The practice of perseverance

I retaught myself a lesson in perseverance yesterday. For the first time, I wrote a whole article and polished it up in one sitting of about three hours early in the morning. Not a very long article, about 800 words, but the task included quite a bit of googling, reading and making notes, and at the end of the exercise, I was thrilled.

persevere

persevere

I had done it. I had shown to myself the first definitive, even if limited, success in my efforts to maintain a high level of focus over a sustained period of time. My efforts had been ongoing over the last couple of years. They had slipped and slithered and finally gained some traction over the last year. During this time, I started daily meditation sessions. In recent days, I have been able to consistently wake up and get to work early in the morning. I mean early. More recently, I have started running part of the way on my daily walks, and am learning to eschew excuses for evading. You know, things like that microscopic bump on my big toe where the mosquito fracked last night, which could get inflamed if I go on my walk.

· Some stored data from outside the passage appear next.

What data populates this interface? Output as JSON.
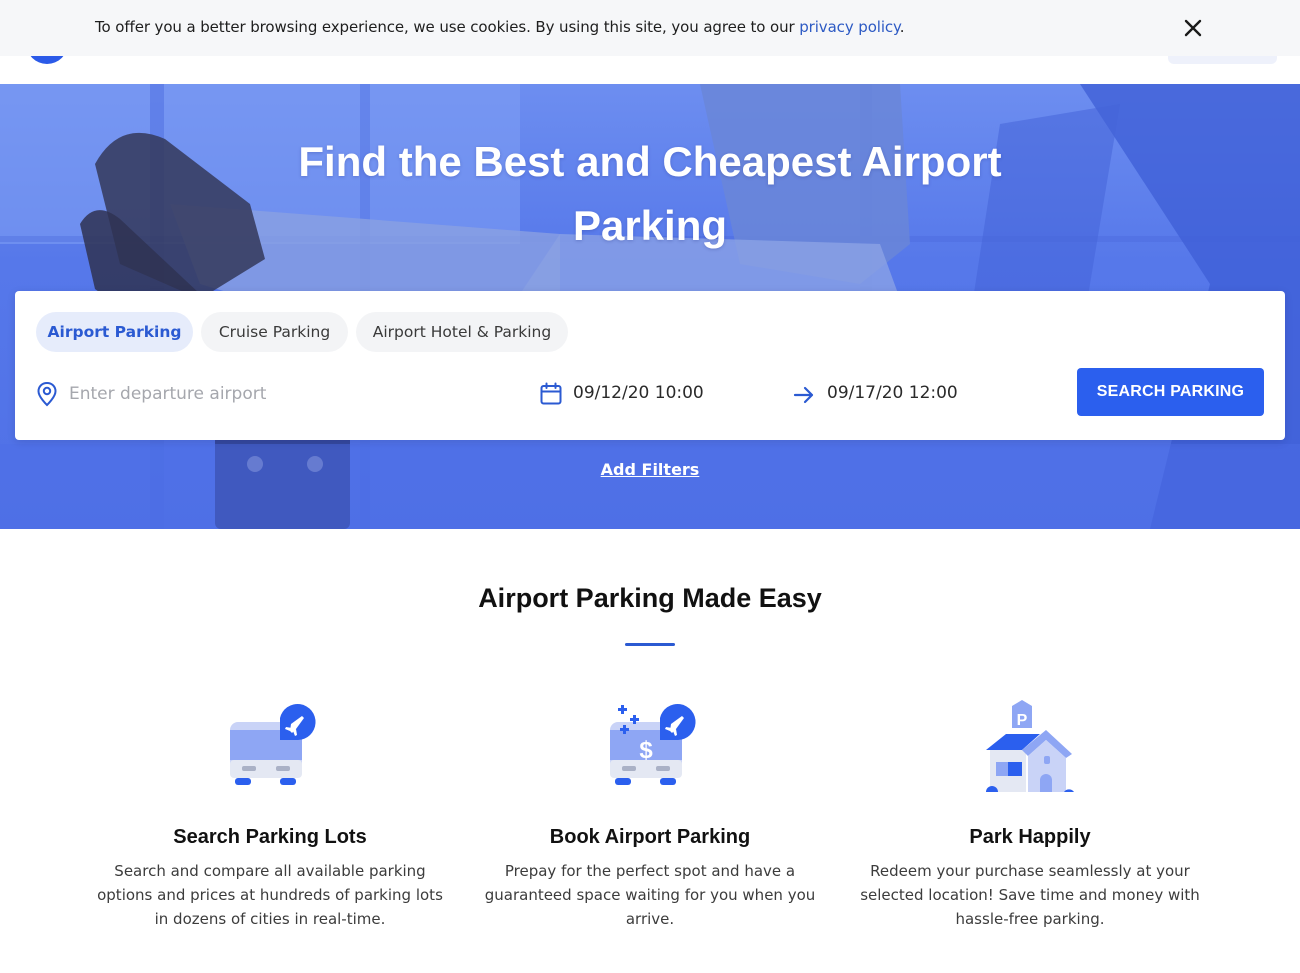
{
  "cookie": {
    "text": "To offer you a better browsing experience, we use cookies. By using this site, you agree to our ",
    "link": "privacy policy",
    "suffix": "."
  },
  "hero": {
    "title": "Find the Best and Cheapest Airport Parking"
  },
  "search": {
    "tabs": [
      {
        "label": "Airport Parking",
        "active": true
      },
      {
        "label": "Cruise Parking",
        "active": false
      },
      {
        "label": "Airport Hotel & Parking",
        "active": false
      }
    ],
    "airport_placeholder": "Enter departure airport",
    "start_date": "09/12/20 10:00",
    "end_date": "09/17/20 12:00",
    "button_label": "SEARCH PARKING",
    "add_filters": "Add Filters"
  },
  "section": {
    "title": "Airport Parking Made Easy",
    "features": [
      {
        "icon": "bus-plane-icon",
        "title": "Search Parking Lots",
        "description": "Search and compare all available parking options and prices at hundreds of parking lots in dozens of cities in real-time."
      },
      {
        "icon": "bus-dollar-plane-icon",
        "title": "Book Airport Parking",
        "description": "Prepay for the perfect spot and have a guaranteed space waiting for you when you arrive."
      },
      {
        "icon": "parking-house-icon",
        "title": "Park Happily",
        "description": "Redeem your purchase seamlessly at your selected location! Save time and money with hassle-free parking."
      }
    ]
  },
  "colors": {
    "brand": "#2b5fee",
    "hero_tint": "#5678ea",
    "accent_text": "#2b5ad2"
  }
}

You will pardon me if I feel a bit smug about my own perseverance… just a tiny bit, smaller than that mosquito’s bump. I assure you, it will pass fast, because I still have that big fear to overcome.

You know what I mean. I am talking about the fear that threatens to erode your self-assurance, to dampen your spirits and dilute your efforts. The dread that keeps telling you to just give it up. “You know you can’t do it. You are not all that great a writer. You are better off getting a regular job and earning a regular salary.”

Every time you give it an opportunity, the angst tells you that as a writer, you are worse than a schoolboy faking a parental explanation for skipping classes. It tells you that you couldn’t write a good book if the soul of Shakespeare were to possess you.

Who reads Shakespeare nowadays, anyway?

This disquiet plays with your emotions. It encourages you to put your writing ambitions in cold storage. “Pull out now from this lunacy,” it says, “before you take it so far as to actually write and publish a book that is bound to lay an egg and get you in hot water. It is going to expose you to the world as an incompetent imbecile incapable of inking a complete one-sentence paragraph.”

Your fear will continue: “People will say, I knew it, he’s just another moron who thought he had it in him to write a book. I knew it was all just a sham.”

My funk seems to gather perseverance as my word count gathers numbers. Somewhere around the one-third stage of my book, it has become a demon that sits on my shoulders and whispers every time I give it the slightest bit of attention. “How are you going to end this book?” it wants to know. “It seems to me you are just wandering around blindly and are going to fall off a cliff somewhere.”

demon

demon

I know I am not alone in feeling this fear; I know it is a perception all authors face at some time or the other, and contrarily enough, I get strength from that knowledge. I mean, if Shakespeare can, I can, right?

So I soldier on, trying not to let that darn fear incapacitate me. Every morning, I set at my desk and write. There are days when I get down to it straightaway, and there are days when I have to psyche myself into it. I don’t work in word count quotas, but I generally know when I have done a decent bit of work. Yesterday was the best yet, but it is still not quite the standard I will try to live up to. There are plenty of milestones more to pass.

I need to achieve unbroken concentration over long spells of the type I surprised myself with yesterday. I tend to lose concentration early. When that happens, I often stop the particular task I am engaged with and move to something else, expecting to return to the first task later. Most often I do, sometimes I don’t. I have to get rid of that sometimes bit.

I just did. I wrote this post all in one go, editing and all. That’s twice in two days. And there, that damned smugness.

It is all a matter of perseverance. Just wish God would allow me a few years’ advance on my next birth, though.

You agree with me that all authors probably feel this particular fear? What are your hang-ups and how do you deal with them? I would love to hear from you in the comments.

  • Elisabeth

    We all struggle with feelings of inadequacy because we know as soon as we hit the publish button, there is more we can edit to make it even better. Fight that feeling of being a sham – you are a writer. The trick we need to master is how to allow ourselves to write, and learn at the same time, while keeping our confidence. Great post.

  • venkyiyer58

    Thank you, Elisabeth

  • Jon Jefferson

    Writing is such a weird thing. We are forever alone in the small hours pecking away at a keyboard or scribbling in a pad of paper, yet at the same time we have the knowledge that their are others like us. It is the remembrance of the others suffering along with us but in their own worlds that gives us strength.

    You are not alone in being alone. Keep pushing at the wall. Eventually, you will break through.

    • venkyiyer58

      You got that right, Jon Jefferson.Yes, I often think of the thousands of others like, and I know that I am going to set them an example – maybe not of success, but of someone who got it done, anyway.